Did you get a long weekend this Labor Day, or did you have to work? (Specifically, I’m asking about Monday, but it could be in reference to Saturday or Sunday, if that applies to you.) Assuming you had Monday off, did you do anything special for the end of summer? If you weren’t off, is there anything you would have done?
Because I am retired, every day is a holiday without work. Well, not a paid job. Sundown last night began the holiday of Rosh Hashanah. According to tradition, it is the day G-d created Adam and Eve. Rosh Hashanah is celebrated as the beginning of the Jewish New Year. As I have stated before, I consider myself a spiritual, cultural Jew.
Typically, we go to the beach and throw stale breadcrumbs into the surf. This is to observe Tashlich (תשליך) (Hebrew: “casting off”). It involves symbolically casting off the sins of the previous year by tossing stale pieces of bread into a body of flowing water. The Pacific Ocean is my idea of a terrific body of flowing water.
Here’s where I would be considered a terrible Jew by many. My spouse had to work today, so we went yesterday morning. I said my prayers, tossed my “sins”, and was ever so grateful for the ability to do so. The beach is my soul’s happy place. I feel very connected to the universe there. It’s worth the drive for such an important day.
Last night, I was able to attend a service on a Zoom call. It was beautiful. The Rabbi made the service very meaningful. She sent out a PDF before the service so we could follow along. Her Cantor’s voice filled my heart with joy. The young man blowing the shofar did a wonderful job.
This is my first year without any family in the former generation. This is my first year without a phone call from anyone wishing me a Happy New Year. (Happily, a dear friend sent me a card which touched me so much.) This is my first year I shall try to make an apple honey cake to remember my heritage. I am trying to reclaim the day. Yesterday was very important to me.
I am also grateful for the Labor Day holiday and what it represents. When I began teaching, school started the day after Labor Day. It marked the end of summer and more importantly honored all the contributions workers made to our country.

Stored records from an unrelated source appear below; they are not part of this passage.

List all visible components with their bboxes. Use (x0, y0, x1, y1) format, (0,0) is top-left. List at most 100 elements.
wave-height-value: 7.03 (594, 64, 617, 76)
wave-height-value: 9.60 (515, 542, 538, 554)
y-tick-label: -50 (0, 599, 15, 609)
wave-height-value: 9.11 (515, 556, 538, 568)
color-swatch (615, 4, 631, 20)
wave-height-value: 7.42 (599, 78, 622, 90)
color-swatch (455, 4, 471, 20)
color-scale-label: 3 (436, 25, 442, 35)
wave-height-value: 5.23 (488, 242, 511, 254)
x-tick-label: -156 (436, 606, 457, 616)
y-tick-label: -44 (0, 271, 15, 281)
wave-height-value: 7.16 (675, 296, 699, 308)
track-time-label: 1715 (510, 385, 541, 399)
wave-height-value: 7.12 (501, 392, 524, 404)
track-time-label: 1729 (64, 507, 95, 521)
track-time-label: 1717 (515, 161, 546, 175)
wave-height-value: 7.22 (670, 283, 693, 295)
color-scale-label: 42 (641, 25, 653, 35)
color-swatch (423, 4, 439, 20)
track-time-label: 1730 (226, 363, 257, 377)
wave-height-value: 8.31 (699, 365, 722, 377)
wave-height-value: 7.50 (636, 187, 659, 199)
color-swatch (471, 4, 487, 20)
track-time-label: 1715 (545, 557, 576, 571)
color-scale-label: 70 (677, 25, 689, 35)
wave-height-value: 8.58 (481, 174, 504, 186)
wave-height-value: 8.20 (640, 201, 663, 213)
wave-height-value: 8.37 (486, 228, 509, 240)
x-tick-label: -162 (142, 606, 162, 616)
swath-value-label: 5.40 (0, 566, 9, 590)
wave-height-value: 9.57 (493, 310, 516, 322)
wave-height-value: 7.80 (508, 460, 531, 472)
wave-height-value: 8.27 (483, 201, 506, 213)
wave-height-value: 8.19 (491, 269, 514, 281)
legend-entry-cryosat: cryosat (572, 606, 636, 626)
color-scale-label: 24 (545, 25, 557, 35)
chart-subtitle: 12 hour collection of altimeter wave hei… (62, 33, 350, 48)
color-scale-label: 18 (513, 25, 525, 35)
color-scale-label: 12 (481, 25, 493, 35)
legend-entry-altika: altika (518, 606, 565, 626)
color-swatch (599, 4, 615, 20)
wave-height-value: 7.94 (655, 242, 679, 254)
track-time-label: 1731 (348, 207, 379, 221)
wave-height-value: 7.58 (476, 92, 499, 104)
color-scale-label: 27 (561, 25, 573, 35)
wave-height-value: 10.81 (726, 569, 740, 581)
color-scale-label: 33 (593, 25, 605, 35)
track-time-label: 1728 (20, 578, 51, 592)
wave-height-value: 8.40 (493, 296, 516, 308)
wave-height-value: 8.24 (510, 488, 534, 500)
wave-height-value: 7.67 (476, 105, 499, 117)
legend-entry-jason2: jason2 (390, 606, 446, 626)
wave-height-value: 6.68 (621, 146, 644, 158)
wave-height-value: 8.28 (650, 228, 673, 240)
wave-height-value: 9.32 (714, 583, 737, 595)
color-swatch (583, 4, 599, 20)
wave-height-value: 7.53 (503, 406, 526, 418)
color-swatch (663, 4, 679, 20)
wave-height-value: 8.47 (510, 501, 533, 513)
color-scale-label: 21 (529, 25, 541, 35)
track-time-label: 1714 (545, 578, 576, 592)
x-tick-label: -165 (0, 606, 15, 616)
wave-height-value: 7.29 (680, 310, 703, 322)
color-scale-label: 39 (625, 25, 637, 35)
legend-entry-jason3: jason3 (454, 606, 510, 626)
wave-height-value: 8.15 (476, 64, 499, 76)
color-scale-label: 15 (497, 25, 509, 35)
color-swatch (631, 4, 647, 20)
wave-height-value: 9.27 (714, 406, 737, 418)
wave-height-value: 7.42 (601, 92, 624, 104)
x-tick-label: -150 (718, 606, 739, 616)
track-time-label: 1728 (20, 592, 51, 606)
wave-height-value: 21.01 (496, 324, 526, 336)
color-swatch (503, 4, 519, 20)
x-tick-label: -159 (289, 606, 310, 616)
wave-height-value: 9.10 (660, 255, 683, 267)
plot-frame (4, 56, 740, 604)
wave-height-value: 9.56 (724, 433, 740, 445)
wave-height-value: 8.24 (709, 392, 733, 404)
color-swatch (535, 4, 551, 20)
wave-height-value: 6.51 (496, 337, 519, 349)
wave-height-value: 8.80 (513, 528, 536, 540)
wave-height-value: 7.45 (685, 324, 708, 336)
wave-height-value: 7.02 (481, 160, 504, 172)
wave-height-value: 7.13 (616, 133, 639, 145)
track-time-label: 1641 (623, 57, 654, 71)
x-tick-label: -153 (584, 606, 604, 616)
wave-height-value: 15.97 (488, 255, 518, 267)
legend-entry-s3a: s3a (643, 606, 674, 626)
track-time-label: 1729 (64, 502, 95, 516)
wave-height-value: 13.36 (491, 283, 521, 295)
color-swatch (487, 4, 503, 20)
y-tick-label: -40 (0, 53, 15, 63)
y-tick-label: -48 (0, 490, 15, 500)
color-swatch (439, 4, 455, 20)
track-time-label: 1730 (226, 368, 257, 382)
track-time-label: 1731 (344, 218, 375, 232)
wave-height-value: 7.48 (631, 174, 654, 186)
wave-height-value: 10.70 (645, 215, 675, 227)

In my area, we had a fair number of migrant children. The start of school meant many could stop working in the fields and come to school. I am going to make a huge generalization here: most of them were very eager to learn and appreciated whatever time they had in school before moving on to the next location.
Wrapping it up, yesterday was special for me. Today, I celebrate the new year. Today, I shall make a donation to give back to the world that has given much to me.
Shanah Tovah’tukah! Wishing you a year filled with prosperity, happiness, and good health both mentally and physically!